The present findings should be interpreted within the broader context of evidence-based periodontal plastic surgery. Autogenous soft-tissue grafts remain the reference standard for root coverage and peri-implant soft-tissue augmentation, with a stable band of keratinized and attached tissue contributing to favorable long-term outcomes [44,45,46]. The minimally invasive, papilla-sparing logic of the MCAT technique is consistent with the contemporary shift toward less traumatic surgical approaches [47,48,49], and the present results, although obtained on a small sample, are coherent with the high mRC and RES values reported by these works when soft-tissue grafting is performed under minimally invasive conditions.

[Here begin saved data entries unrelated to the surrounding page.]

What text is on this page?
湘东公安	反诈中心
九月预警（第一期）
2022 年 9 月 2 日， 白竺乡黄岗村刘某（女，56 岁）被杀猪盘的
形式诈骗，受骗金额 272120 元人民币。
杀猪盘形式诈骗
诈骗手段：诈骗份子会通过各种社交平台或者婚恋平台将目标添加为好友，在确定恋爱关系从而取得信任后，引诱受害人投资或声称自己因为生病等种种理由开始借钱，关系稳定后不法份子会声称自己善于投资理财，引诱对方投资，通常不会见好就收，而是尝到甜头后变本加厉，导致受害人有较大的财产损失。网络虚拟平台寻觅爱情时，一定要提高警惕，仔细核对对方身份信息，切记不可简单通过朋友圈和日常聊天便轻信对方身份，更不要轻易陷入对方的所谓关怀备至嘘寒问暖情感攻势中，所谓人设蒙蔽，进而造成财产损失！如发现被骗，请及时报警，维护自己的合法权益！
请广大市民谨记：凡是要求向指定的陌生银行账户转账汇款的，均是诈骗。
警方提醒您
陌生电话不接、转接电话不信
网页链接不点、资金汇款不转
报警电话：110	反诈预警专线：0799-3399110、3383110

The temporal pattern of healing observed in this cohort—rapid early stabilization followed by progressive maturation of the marginal soft tissues—is also in keeping with the broader literature on biomechanical adaptation of grafted sites [50], and the close integration between refined surgical execution and graft selection [51] remains, in our view, the most plausible explanation for the comparable outcomes obtained here with two histologically distinct autogenous grafts.

5. Limitations

• The 6-month observation period does not allow conclusions on the long-term stability of the gingival margin;
• The sample size was based on convenience, and the study was not formally powered to detect small intergroup differences in mRC or RES; the results are therefore exploratory and should not be interpreted as evidence of equivalence between the two grafts;
• Multiple recessions within the same patient and side were treated as repeated observations, and the available summary data did not allow a formal hierarchical model (mixed-effects or generalized estimating equations) accounting for the full correlation structure of the split-mouth design;
• No histological or immunohistochemical analysis of the donor or recipient sites was performed; differences in tissue composition between SCTG and D-FGG could only be inferred indirectly;
• Additional clinical parameters such as recession width, keratinized tissue width, width of attached gingiva and clinical attachment level were not collected;
• Postoperative outcomes were assessed through self-reported VAS, which is inherently subject to inter-individual variability in pain perception and tolerance.
• Donor-site management was not standardized across groups (additional bovine collagen membrane in the D-FGG arm only), which represents a methodological confounder for the interpretation of patient-reported morbidity outcomes;
• The cohort showed a marked sex imbalance (12 males vs. 4 females), which may limit the generalizability of the morbidity findings, particularly given known sex-related differences in pain perception and wound healing.

6. Conclusions

Within the limitations of this pilot trial—most notably the small convenience sample, the absence of an a priori power calculation, the lack of a formal hierarchical statistical model and the non-identical donor-site management between groups—both MCAT + SCTG and MCAT + D-FGG were associated with high mRC and RES values at 6 months, and no statistically significant intergroup differences were detected for any of the measured outcomes. D-FGG showed a trend toward lower donor-site pain but greater early chewing discomfort and bleeding. These observations should be regarded as preliminary and hypothesis-generating only; they do not support any inference of clinical equivalence, non-inferiority or superiority between the two grafts, nor do they justify a change in current clinical practice. Adequately powered, hierarchically modeled randomized trials with standardized donor-site management are required before D-FGG can be recommended as an alternative to SCTG within the MCAT framework.